In developing such standards be sure to include all stakeholders within the government to ensure a clear and comprehensive understanding throughout all departments and agencies of the needs, objectives, and processes being developed. Your standards for attachments, whether set forth in a local ordinance, a published technical standard, or an attachment agreement, should therefore clearly frame limitations in terms of protecting the assets and their mission-critical purpose. These standards can apply in the case of traffic signals and light poles, utility poles, and the right-of-way itself:

Traffic signals and light poles: In the case of traffic signals or light poles, standards should clearly describe how much space is available for wireless communications use and where attachments are allowed on the structure. The standards should state what type of structural analysis needs to be done by the applicant. They should also define the circumstances under which the structure needs to be replaced to support the new communications use so as to protect the primary use.

Technical standards should define how large wireless equipment can be and where it can be located with respect to the traffic infrastructure. The standards should also specify how installation and maintenance will be performed in a manner that minimizes disruption to traffic and the public.

Similarly, you may want to develop defensible standards that would limit the size of equipment boxes and other elements of a wireless attachment that can shorten the useful life of your asset or create aesthetic, safety, or other problems.

Utility poles: In the case of a utility pole owned and/or controlled by a municipal utility, standards should include many of the same items as for traffic signals and light poles. In addition, the standards should state how the wireless structure should be placed in order not to interfere with the operation of the utility and other attaching entities.

Safety is critically important, especially when considering how the attachment will interact with the utility use. As with traffic signals, there should be standards that define how installation and maintenance will be performed in a manner that ensures the safety, security, and reliability of the utility facilities and services, and that minimizes disruption to utility workers, traffic, and the public.

Clear procedures should be developed to allow the utility to shut off the wireless equipment to protect utility workers who would otherwise be exposed to radio frequency (RF) emissions when on the poles. Similarly, standards for warning signs can be established so as to ensure utility workers are alerted about exposure to RF radiation.

Rights-of-way: Rights-of-way standards for small cell facilities placement should make clear whether construction methods (e.g., directional boring, hand digging, micro-trenching) are prohibited or required in particular areas; what is required in terms of restoration of sidewalks, roads, and parkways; and anything that is required to protect public or private property.
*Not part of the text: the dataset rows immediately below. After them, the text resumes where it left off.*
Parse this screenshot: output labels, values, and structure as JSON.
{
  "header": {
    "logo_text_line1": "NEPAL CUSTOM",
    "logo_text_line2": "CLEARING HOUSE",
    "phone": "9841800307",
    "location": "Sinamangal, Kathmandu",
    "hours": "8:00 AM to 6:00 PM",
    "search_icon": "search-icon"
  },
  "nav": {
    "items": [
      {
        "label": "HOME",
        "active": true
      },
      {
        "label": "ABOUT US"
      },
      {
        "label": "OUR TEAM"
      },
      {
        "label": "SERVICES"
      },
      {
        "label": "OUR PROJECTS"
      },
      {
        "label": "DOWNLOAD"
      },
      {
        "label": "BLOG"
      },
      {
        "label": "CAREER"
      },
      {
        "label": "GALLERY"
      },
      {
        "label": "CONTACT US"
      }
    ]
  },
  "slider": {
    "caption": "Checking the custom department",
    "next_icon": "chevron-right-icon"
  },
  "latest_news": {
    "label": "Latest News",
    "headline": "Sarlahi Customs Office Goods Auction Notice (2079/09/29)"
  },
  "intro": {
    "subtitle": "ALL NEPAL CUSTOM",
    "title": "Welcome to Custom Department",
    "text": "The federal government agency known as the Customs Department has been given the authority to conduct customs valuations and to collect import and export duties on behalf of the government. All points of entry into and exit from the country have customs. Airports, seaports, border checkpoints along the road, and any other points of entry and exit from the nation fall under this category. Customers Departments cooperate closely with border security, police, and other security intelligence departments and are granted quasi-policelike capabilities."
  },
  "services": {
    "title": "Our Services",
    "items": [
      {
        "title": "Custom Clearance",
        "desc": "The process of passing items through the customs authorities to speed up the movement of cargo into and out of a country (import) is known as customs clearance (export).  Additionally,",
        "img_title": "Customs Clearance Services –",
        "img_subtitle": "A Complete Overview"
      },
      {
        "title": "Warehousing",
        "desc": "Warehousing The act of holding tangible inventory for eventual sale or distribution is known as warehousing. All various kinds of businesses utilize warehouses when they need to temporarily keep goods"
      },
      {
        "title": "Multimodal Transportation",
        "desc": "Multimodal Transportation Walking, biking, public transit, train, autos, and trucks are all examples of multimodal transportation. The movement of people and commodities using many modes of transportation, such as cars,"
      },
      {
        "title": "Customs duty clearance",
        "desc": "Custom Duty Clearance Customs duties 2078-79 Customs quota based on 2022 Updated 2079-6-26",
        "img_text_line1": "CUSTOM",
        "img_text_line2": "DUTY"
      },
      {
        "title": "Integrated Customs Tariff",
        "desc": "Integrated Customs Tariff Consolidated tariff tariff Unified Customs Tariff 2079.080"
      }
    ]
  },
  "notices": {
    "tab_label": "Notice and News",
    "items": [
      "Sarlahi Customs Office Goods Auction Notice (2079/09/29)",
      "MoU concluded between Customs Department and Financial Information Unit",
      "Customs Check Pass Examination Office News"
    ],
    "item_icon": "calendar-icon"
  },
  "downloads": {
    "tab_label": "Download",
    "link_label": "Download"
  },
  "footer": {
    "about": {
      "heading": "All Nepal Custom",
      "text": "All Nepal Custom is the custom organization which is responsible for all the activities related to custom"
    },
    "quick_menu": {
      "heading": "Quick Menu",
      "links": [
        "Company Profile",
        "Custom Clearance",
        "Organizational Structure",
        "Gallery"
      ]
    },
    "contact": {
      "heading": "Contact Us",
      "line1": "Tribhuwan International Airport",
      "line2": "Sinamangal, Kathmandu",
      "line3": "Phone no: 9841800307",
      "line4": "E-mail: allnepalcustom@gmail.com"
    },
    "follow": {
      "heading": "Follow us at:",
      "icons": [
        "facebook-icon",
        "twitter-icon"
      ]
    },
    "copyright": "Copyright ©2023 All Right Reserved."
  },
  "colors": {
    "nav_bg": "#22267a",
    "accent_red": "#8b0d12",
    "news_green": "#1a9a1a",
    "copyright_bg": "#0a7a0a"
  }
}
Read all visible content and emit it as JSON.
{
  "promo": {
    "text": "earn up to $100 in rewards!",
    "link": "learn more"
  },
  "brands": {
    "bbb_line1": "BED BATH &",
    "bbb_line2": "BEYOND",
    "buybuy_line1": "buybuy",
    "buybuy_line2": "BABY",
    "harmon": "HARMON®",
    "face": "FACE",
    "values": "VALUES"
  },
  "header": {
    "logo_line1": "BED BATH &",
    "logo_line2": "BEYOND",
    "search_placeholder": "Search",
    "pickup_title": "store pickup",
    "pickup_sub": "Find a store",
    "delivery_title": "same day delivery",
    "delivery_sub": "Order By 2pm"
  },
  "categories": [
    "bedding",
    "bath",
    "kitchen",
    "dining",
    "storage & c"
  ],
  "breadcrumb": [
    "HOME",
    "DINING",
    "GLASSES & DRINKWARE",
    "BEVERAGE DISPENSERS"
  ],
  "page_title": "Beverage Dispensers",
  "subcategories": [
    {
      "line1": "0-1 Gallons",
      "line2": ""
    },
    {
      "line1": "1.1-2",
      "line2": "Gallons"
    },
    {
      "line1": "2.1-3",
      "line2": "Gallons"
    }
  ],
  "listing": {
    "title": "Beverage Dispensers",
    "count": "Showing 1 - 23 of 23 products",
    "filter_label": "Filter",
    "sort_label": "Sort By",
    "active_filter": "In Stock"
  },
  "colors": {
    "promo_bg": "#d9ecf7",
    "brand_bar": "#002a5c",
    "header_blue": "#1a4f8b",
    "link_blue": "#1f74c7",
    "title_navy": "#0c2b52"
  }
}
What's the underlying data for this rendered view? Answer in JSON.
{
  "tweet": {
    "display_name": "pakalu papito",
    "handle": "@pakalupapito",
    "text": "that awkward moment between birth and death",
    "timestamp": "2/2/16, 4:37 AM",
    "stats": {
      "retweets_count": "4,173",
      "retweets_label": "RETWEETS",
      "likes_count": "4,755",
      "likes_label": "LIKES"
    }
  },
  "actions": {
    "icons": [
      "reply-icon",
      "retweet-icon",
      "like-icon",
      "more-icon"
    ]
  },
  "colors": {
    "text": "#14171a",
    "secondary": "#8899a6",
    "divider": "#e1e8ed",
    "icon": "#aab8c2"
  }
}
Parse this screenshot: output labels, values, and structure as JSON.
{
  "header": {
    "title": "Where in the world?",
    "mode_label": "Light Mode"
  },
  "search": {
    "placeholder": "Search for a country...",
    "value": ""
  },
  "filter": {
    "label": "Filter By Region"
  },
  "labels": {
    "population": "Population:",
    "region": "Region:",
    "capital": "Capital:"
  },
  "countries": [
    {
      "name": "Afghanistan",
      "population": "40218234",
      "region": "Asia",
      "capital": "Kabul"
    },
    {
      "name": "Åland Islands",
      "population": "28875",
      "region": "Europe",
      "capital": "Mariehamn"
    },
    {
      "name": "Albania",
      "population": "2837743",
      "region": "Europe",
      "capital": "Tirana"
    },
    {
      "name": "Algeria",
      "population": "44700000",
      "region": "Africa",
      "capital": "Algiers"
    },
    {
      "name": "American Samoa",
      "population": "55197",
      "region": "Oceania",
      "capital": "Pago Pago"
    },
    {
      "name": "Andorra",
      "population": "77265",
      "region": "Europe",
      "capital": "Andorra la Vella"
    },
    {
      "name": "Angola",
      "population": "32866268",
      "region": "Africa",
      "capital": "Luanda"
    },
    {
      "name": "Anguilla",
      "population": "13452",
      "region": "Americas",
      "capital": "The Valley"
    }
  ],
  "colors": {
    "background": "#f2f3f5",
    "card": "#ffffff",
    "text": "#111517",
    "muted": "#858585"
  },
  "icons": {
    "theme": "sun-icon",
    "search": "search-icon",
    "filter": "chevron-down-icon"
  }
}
2. Conduct a legal “red flag” review.

Work with counsel to survey the legal landscape; review local and state law relating to zoning, tower ordinances, right-of-way management, local franchising, and telecommunications regulation to determine what, if any, immediate action may be needed (for example, a definitional conflict with existing macro-cell ordinances); and to understand the boundaries within which you and the small cell provider must act.

3. Develop attachment agreements.

It is vitally important to recognize that there is a difference between access to the public rights-of-way and access to government-owned structures, such as streetlight poles and utility poles that are located within the public rights-of-way. All wireless providers and infrastructure providers must obtain written authorization not just to occupy public rights-of-way, but also to attach their facilities to municipal poles and other structures. Local governments need to develop pole attachment agreements governing access to municipal facilities.

4. Publish a thorough and complete technical manual, and/or provide a one-stop online resource.

Ideally all technical standards and processes should be available in a single document, and standards and process-related content should be available at a single online location.

5. Generate detailed application forms.

Applications for wireless facility siting in the rights-of-way and on particular municipally owned poles or structures should clearly identify and request all information reasonably required to enable a timely review; specify the size and format of required drawings; and note the required format for map coordinates, electronic files, and other elements of the application.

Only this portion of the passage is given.